Une musicalité transcendantale
Outre le personnage si étonnant, ce que nous retiendrons de ce spectacle est la créativité musicale innée de cet homme. En effet, Lee Perry n’est pas connu pour ses performances vocales, oui, souvenez-vous, Coxsone avait même refusé de l’enregistrer à cause de cette particularité qu’il qualifiait de faiblesse. Mais tout son génie réside cependant dans cet élément. Lee Perry parle, chantonne, conte…Il vit la musique, dans tous ses états.
Lee Perry est par ailleurs, un éternel enfant, un inventeur et savant fou inépuisable. Cette capacité à recevoir ce que le monde lui envoie se traduira notamment dans son sursaut lorsqu’il entendra pour la première fois de la soirée le larsen de son micro. Une fois la surprise passée, Perry s’amusera à transformer ce défaut sonore en élément complétant ses compositions.

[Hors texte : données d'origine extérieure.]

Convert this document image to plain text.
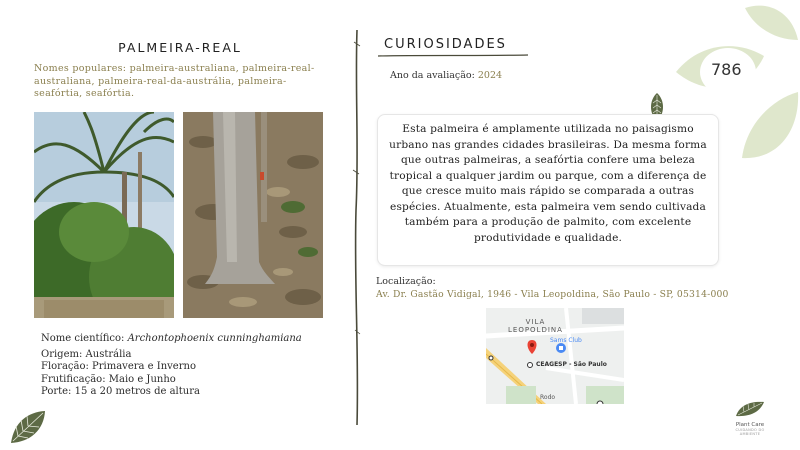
786
PALMEIRA-REAL
Nomes populares: palmeira-australiana, palmeira-real-australiana, palmeira-real-da-austrália, palmeira-seafórtia, seafórtia.
Nome científico: Archontophoenix cunninghamiana
Origem: Austrália
Floração: Primavera e Inverno
Frutificação: Maio e Junho
Porte: 15 a 20 metros de altura
CURIOSIDADES
Ano da avaliação: 2024

Esta palmeira é amplamente utilizada no paisagismo urbano nas grandes cidades brasileiras. Da mesma forma que outras palmeiras, a seafórtia confere uma beleza tropical a qualquer jardim ou parque, com a diferença de que cresce muito mais rápido se comparada a outras espécies. Atualmente, esta palmeira vem sendo cultivada também para a produção de palmito, com excelente produtividade e qualidade.

Localização:
Av. Dr. Gastão Vidigal, 1946 - Vila Leopoldina, São Paulo - SP, 05314-000
VILA
LEOPOLDINA
Sams Club
CEAGESP - São Paulo
Rodo
Plant Care
CUIDANDO DO AMBIENTE
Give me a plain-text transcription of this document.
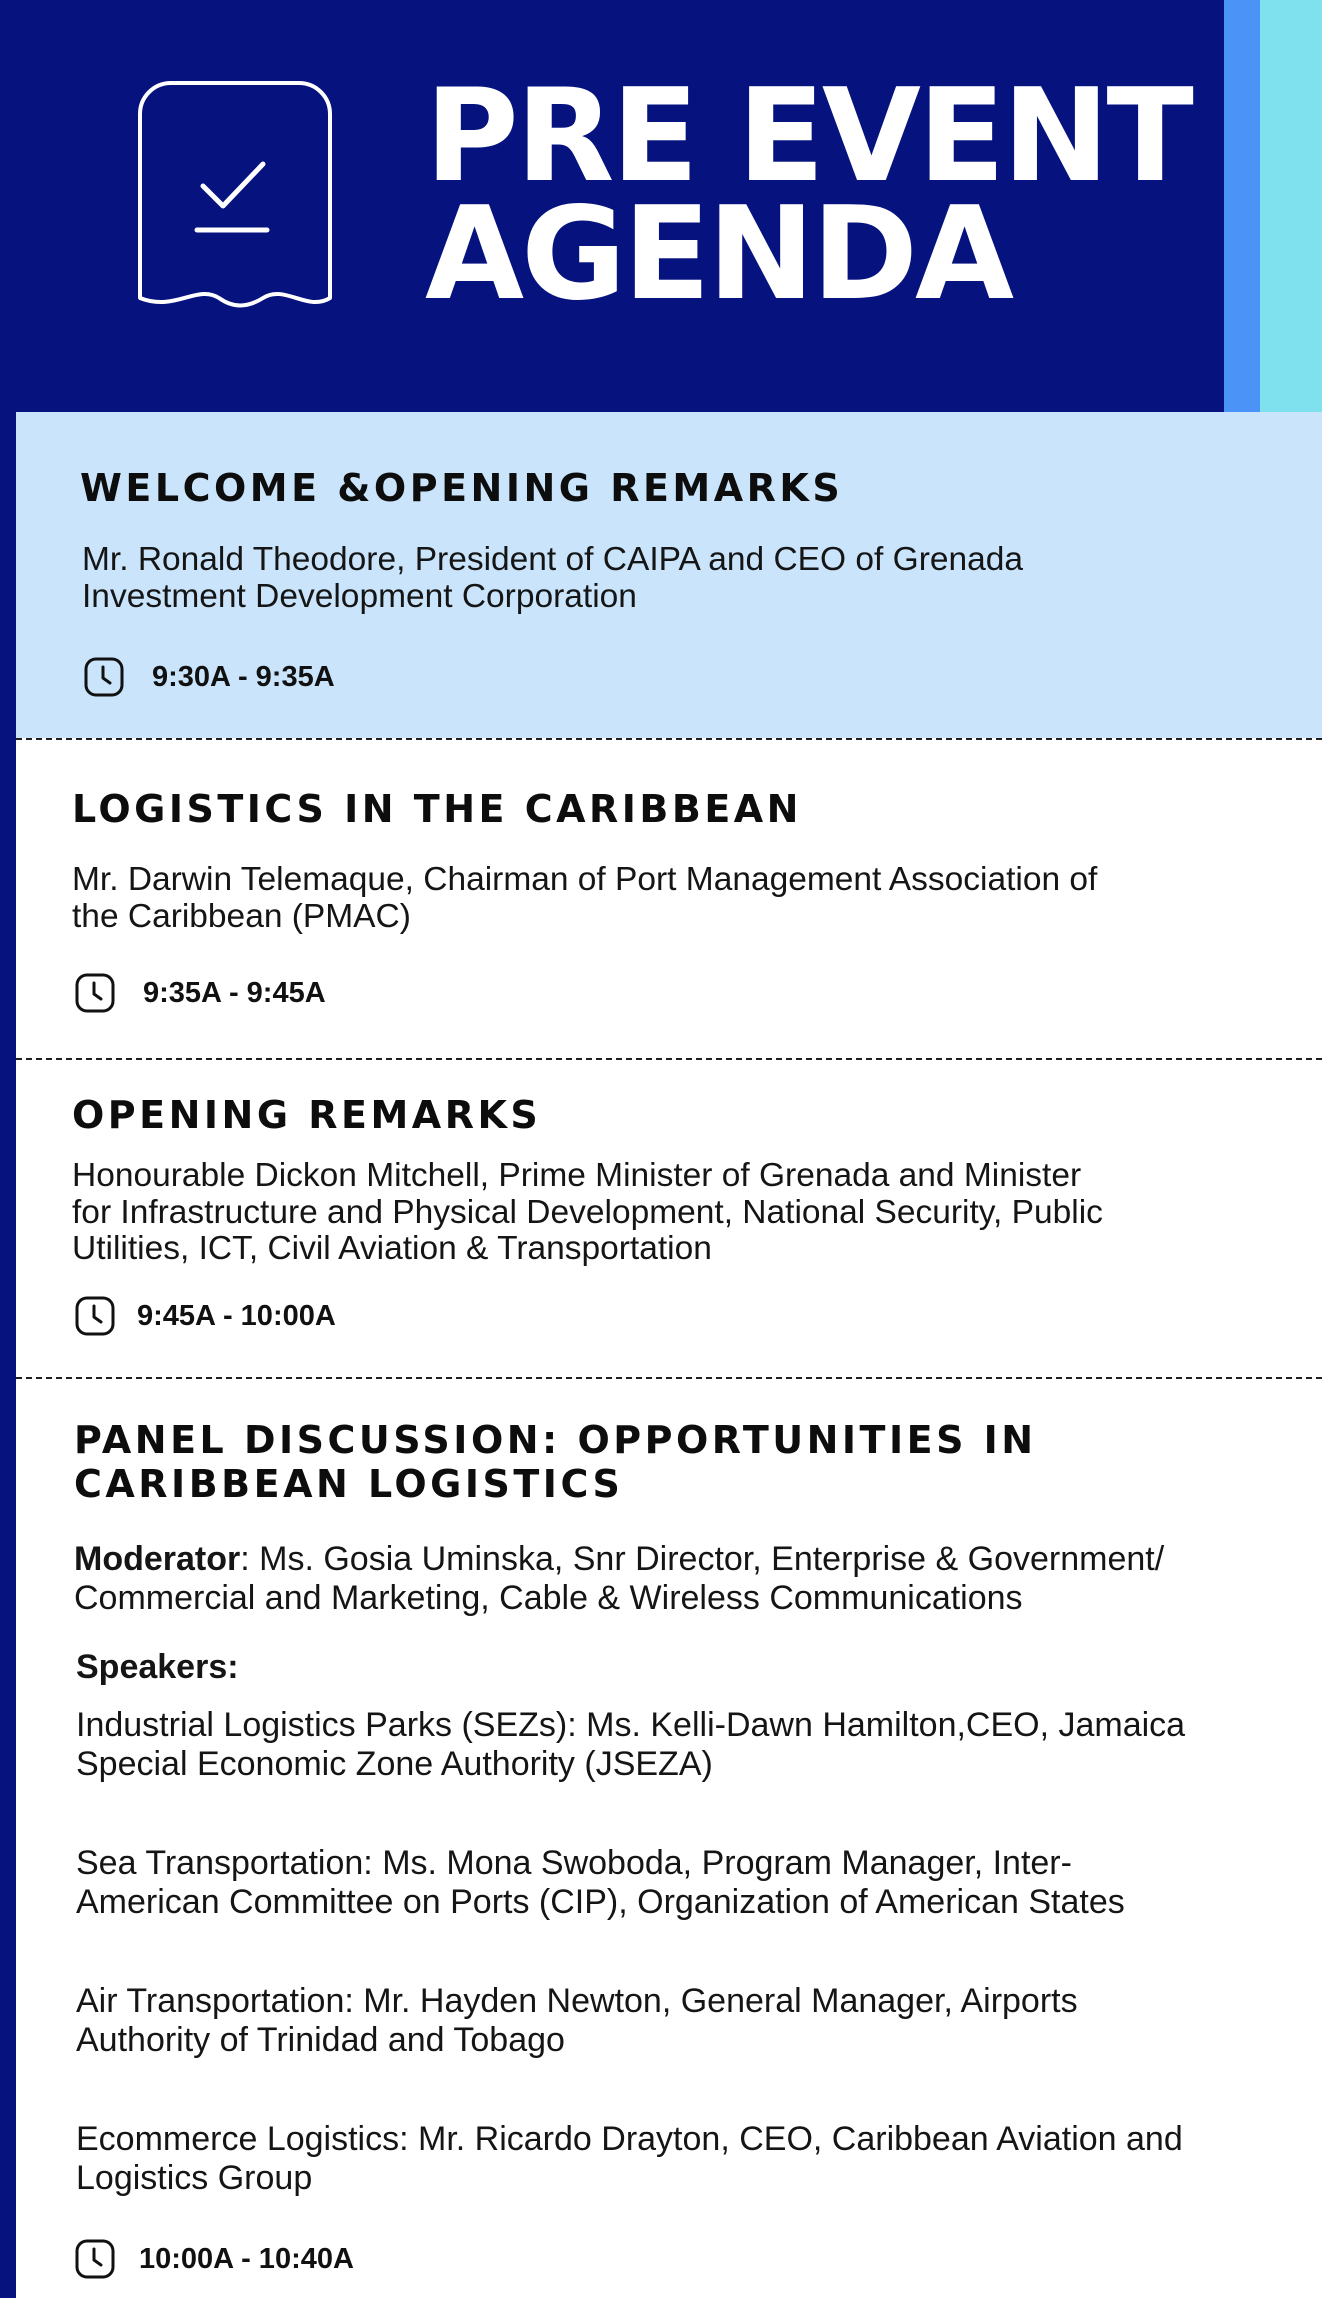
PRE EVENT
AGENDA
WELCOME &OPENING REMARKS
Mr. Ronald Theodore, President of CAIPA and CEO of Grenada
Investment Development Corporation
9:30A - 9:35A
LOGISTICS IN THE CARIBBEAN
Mr. Darwin Telemaque, Chairman of Port Management Association of
the Caribbean (PMAC)
9:35A - 9:45A
OPENING REMARKS
Honourable Dickon Mitchell, Prime Minister of Grenada and Minister
for Infrastructure and Physical Development, National Security, Public
Utilities, ICT, Civil Aviation & Transportation
9:45A - 10:00A
PANEL DISCUSSION: OPPORTUNITIES IN
CARIBBEAN LOGISTICS
Moderator: Ms. Gosia Uminska, Snr Director, Enterprise & Government/
Commercial and Marketing, Cable & Wireless Communications
Speakers:
Industrial Logistics Parks (SEZs): Ms. Kelli-Dawn Hamilton,CEO, Jamaica
Special Economic Zone Authority (JSEZA)
Sea Transportation: Ms. Mona Swoboda, Program Manager, Inter-
American Committee on Ports (CIP), Organization of American States
Air Transportation: Mr. Hayden Newton, General Manager, Airports
Authority of Trinidad and Tobago
Ecommerce Logistics: Mr. Ricardo Drayton, CEO, Caribbean Aviation and
Logistics Group
10:00A - 10:40A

Certains pourraient apparemment transformer de la boue en or. Perry, lui, transforme la musique en un véritable voyage expérimental. En vivant ce concert, nous avons réellement eu l’impression d’assister à la représentation d’une parfaite maîtrise de la musique et de tous ses aspects.
Evidemment, résolument moderne et en avance sur son temps, le créateur du dub nous a régalé les oreilles et le corps tout entier avec des basses incroyablement rondes et précises.
Le bonheur de la scène
Après 1h30 de show mystique, Lee Perry a quitté la scène avant de revenir rapidement, appelé par le régisseur général insistant sur le fait qu’il s’agissait d’une nuit spéciale. En effet, cette unique date parisienne correspondait, pour notre plus grand honneur, à la date exacte de son anniversaire.
Toujours imbibés par la magie de cette soirée, nos yeux ont vu débarquer sur scène, un gorille et Inspecteur Gadget portant à bout de bras une pièce montée flamboyante en l’honneur des 80 printemps de ce merveilleux Upsetter.
Animé par un réel amour de la scène et par un plaisir immense de partager cela avec nous, Lee Perry aurait pu rester beaucoup plus longtemps sur scène si l’horaire tardif n’avait pas posé problème. Finalement interrompu quelques minutes après un second rappel, Perry nous transmettra tout l’amour qu’il a eu à se produire devant nous. Après plusieurs « Bye bye », comme à la maison, entre copains, Perry quittera la scène, en serrant la main de tous ceux désireux de remercier ce personnage si touchant pour ce moment hors du temps.
Ouvert au monde et aux énergies positives, Lee Perry nous a fait comprendre que le fait d’être soi même, jusqu’au bout des doigts, mène loin. Très loin.